Obtaining data on patient race, ethnicity, and primary language in health care organizations: current challenges and proposed solutions

Health Services Research, August, 2006 by Romana Hasnain-Wynia, David W. Baker

Hospitals

Hospitals play a major role in a community's health care delivery system. As communities become more diverse, hospitals are challenged to design and implement programs and treatment protocols that reduce disparities and improve quality of care (Ver Ploeg and Perrin 2004). However, the infrastructure for collecting and using race, ethnicity, and language data in hospitals is underdeveloped leading to problems of redundancy, inefficiency, and inaccuracy.

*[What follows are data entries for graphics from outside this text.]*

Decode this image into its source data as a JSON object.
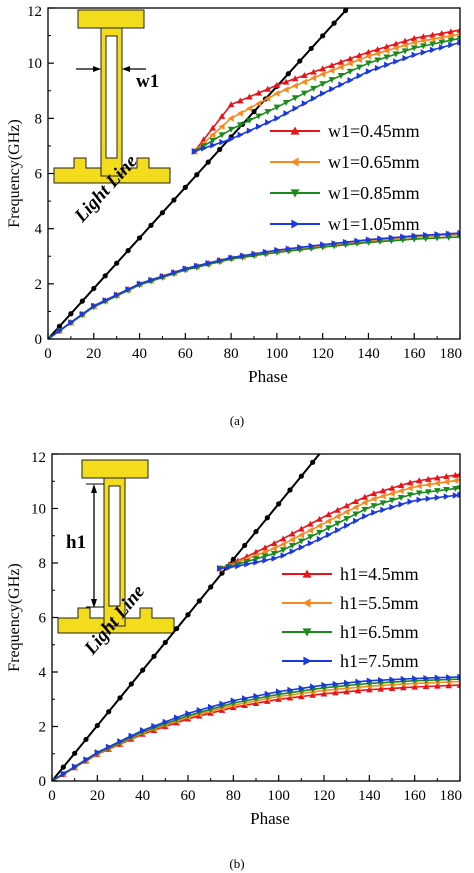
{
  "chart_data": [
    {
      "type": "line",
      "caption": "(a)",
      "xlabel": "Phase",
      "ylabel": "Frequency(GHz)",
      "xlim": [
        0,
        180
      ],
      "ylim": [
        0,
        12
      ],
      "xticks": [
        "0",
        "20",
        "40",
        "60",
        "80",
        "100",
        "120",
        "140",
        "160",
        "180"
      ],
      "yticks": [
        "0",
        "2",
        "4",
        "6",
        "8",
        "10",
        "12"
      ],
      "legend_position": "right",
      "annotations": {
        "light_line": "Light Line",
        "dimension": "w1"
      },
      "light_line": {
        "x": [
          0,
          131
        ],
        "y": [
          0,
          12
        ]
      },
      "series": [
        {
          "name": "w1=0.45mm",
          "color": "#e8141b",
          "marker": "triangle-up",
          "lower": {
            "x": [
              0,
              20,
              40,
              60,
              80,
              100,
              120,
              140,
              160,
              180
            ],
            "y": [
              0,
              1.2,
              2.0,
              2.55,
              2.95,
              3.2,
              3.4,
              3.58,
              3.72,
              3.82
            ]
          },
          "upper": {
            "x": [
              64,
              80,
              100,
              120,
              140,
              160,
              180
            ],
            "y": [
              6.8,
              8.5,
              9.2,
              9.8,
              10.4,
              10.9,
              11.2
            ]
          }
        },
        {
          "name": "w1=0.65mm",
          "color": "#f58a1f",
          "marker": "triangle-left",
          "lower": {
            "x": [
              0,
              20,
              40,
              60,
              80,
              100,
              120,
              140,
              160,
              180
            ],
            "y": [
              0,
              1.18,
              1.98,
              2.52,
              2.92,
              3.17,
              3.37,
              3.55,
              3.69,
              3.78
            ]
          },
          "upper": {
            "x": [
              64,
              80,
              100,
              120,
              140,
              160,
              180
            ],
            "y": [
              6.8,
              8.0,
              8.9,
              9.6,
              10.25,
              10.75,
              11.05
            ]
          }
        },
        {
          "name": "w1=0.85mm",
          "color": "#1a8a1a",
          "marker": "triangle-down",
          "lower": {
            "x": [
              0,
              20,
              40,
              60,
              80,
              100,
              120,
              140,
              160,
              180
            ],
            "y": [
              0,
              1.16,
              1.96,
              2.5,
              2.9,
              3.14,
              3.33,
              3.5,
              3.62,
              3.7
            ]
          },
          "upper": {
            "x": [
              64,
              80,
              100,
              120,
              140,
              160,
              180
            ],
            "y": [
              6.8,
              7.6,
              8.4,
              9.25,
              10.0,
              10.55,
              10.9
            ]
          }
        },
        {
          "name": "w1=1.05mm",
          "color": "#1a3adf",
          "marker": "triangle-right",
          "lower": {
            "x": [
              0,
              20,
              40,
              60,
              80,
              100,
              120,
              140,
              160,
              180
            ],
            "y": [
              0,
              1.2,
              2.0,
              2.55,
              2.95,
              3.22,
              3.42,
              3.6,
              3.74,
              3.84
            ]
          },
          "upper": {
            "x": [
              64,
              80,
              100,
              120,
              140,
              160,
              180
            ],
            "y": [
              6.8,
              7.25,
              8.0,
              8.9,
              9.7,
              10.3,
              10.75
            ]
          }
        }
      ]
    },
    {
      "type": "line",
      "caption": "(b)",
      "xlabel": "Phase",
      "ylabel": "Frequency(GHz)",
      "xlim": [
        0,
        180
      ],
      "ylim": [
        0,
        12
      ],
      "xticks": [
        "0",
        "20",
        "40",
        "60",
        "80",
        "100",
        "120",
        "140",
        "160",
        "180"
      ],
      "yticks": [
        "0",
        "2",
        "4",
        "6",
        "8",
        "10",
        "12"
      ],
      "legend_position": "right",
      "annotations": {
        "light_line": "Light Line",
        "dimension": "h1"
      },
      "light_line": {
        "x": [
          0,
          118
        ],
        "y": [
          0,
          12
        ]
      },
      "series": [
        {
          "name": "h1=4.5mm",
          "color": "#e8141b",
          "marker": "triangle-up",
          "lower": {
            "x": [
              0,
              20,
              40,
              60,
              80,
              100,
              120,
              140,
              160,
              180
            ],
            "y": [
              0,
              0.98,
              1.72,
              2.28,
              2.7,
              3.0,
              3.2,
              3.35,
              3.45,
              3.52
            ]
          },
          "upper": {
            "x": [
              74,
              80,
              100,
              120,
              140,
              160,
              180
            ],
            "y": [
              7.8,
              8.0,
              8.8,
              9.7,
              10.5,
              11.0,
              11.25
            ]
          }
        },
        {
          "name": "h1=5.5mm",
          "color": "#f58a1f",
          "marker": "triangle-left",
          "lower": {
            "x": [
              0,
              20,
              40,
              60,
              80,
              100,
              120,
              140,
              160,
              180
            ],
            "y": [
              0,
              1.0,
              1.76,
              2.34,
              2.78,
              3.1,
              3.32,
              3.48,
              3.58,
              3.65
            ]
          },
          "upper": {
            "x": [
              74,
              80,
              100,
              120,
              140,
              160,
              180
            ],
            "y": [
              7.8,
              7.95,
              8.6,
              9.45,
              10.3,
              10.8,
              11.05
            ]
          }
        },
        {
          "name": "h1=6.5mm",
          "color": "#1a8a1a",
          "marker": "triangle-down",
          "lower": {
            "x": [
              0,
              20,
              40,
              60,
              80,
              100,
              120,
              140,
              160,
              180
            ],
            "y": [
              0,
              1.02,
              1.8,
              2.4,
              2.86,
              3.18,
              3.42,
              3.58,
              3.68,
              3.74
            ]
          },
          "upper": {
            "x": [
              74,
              80,
              100,
              120,
              140,
              160,
              180
            ],
            "y": [
              7.8,
              7.9,
              8.4,
              9.2,
              10.05,
              10.55,
              10.75
            ]
          }
        },
        {
          "name": "h1=7.5mm",
          "color": "#1a3adf",
          "marker": "triangle-right",
          "lower": {
            "x": [
              0,
              20,
              40,
              60,
              80,
              100,
              120,
              140,
              160,
              180
            ],
            "y": [
              0,
              1.05,
              1.86,
              2.48,
              2.95,
              3.28,
              3.52,
              3.68,
              3.76,
              3.82
            ]
          },
          "upper": {
            "x": [
              74,
              80,
              100,
              120,
              140,
              160,
              180
            ],
            "y": [
              7.8,
              7.85,
              8.2,
              8.95,
              9.8,
              10.3,
              10.5
            ]
          }
        }
      ]
    }
  ]
}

A Commonwealth Fund Report (Hasnain-Wynia, Pittman, and Pierce 2004) focusing on the current state of race, ethnicity, and primary language data collection in hospitals indicates that 78 percent of hospitals collect information on patient race and ethnicity, but the quality of these data is quite poor. Of these, 56 percent indicated that more than one unit or clinic within the hospital collected these data, but that this information was not shared. Despite expert recommendations that patients be asked to self-report their race and ethnicity, over half of the hospitals obtained these data by observation of admitting or registration staff, especially in the emergency department. Most (86 percent) hospitals provide a limited number of categories that patients or guardians can select to indicate race and ethnicity; 13 percent give patients the option of using a "fill in the blank" response, though often these text responses are not coded. A small percentage of hospitals (10 percent) provide more granular categories tailored to their local patient/community demographics, suggesting that some hospitals are willing to adjust categories to capture information on important patient subgroups.

Medical Group Practices

Little is known about the collection of data on race and ethnicity in medical group practices. Medical groups are less likely than hospitals to collect race and ethnicity data (Nerenz, Currier, and Paez 2004). Seventy-five percent of medical groups that responded to one survey did not collect race/ethnicity data because they thought it was unnecessary or that collection was potentially disturbing to patients. Medical groups that collected the data did so primarily for internal quality improvement or disease management purposes, and some were closely affiliated with hospitals that collected data on race/ethnicity as part of the inpatient registration process.

This is a particularly important gap. We know far less about health care disparities in the outpatient as compared with the inpatient setting. To some degree, this reflects a general lack of knowledge about quality of care in the outpatient setting. However, the increasing adoption of electronic medical records systems should help surmount this barrier, and routine data collection by race/ethnicity in medical groups would greatly expand our knowledge and help identify targets for interventions.

Community Health Centers (CHCs)

Perhaps because of the tremendous diversity of patients seen at CHCs and their mandate to have their boards of directors represent their communities, CHCs appear to be ahead of the curve in collecting information on patient race and ethnicity. The Bureau of Primary Health Care (BPHC) has demonstrated success in collecting data in this setting. BPHC's Universal Data System stores data from 700 grantees at 3,000 health care sites. With the backing of a statutory mandate, the BPHC has established specific racial, ethnic, and primary language data collection and reporting requirements applicable to its network of CHCs. Enrollment data have been collected periodically, and plans are underway to secure disaggregated data to assess and report on clinical outcomes by race, ethnicity, and primary language.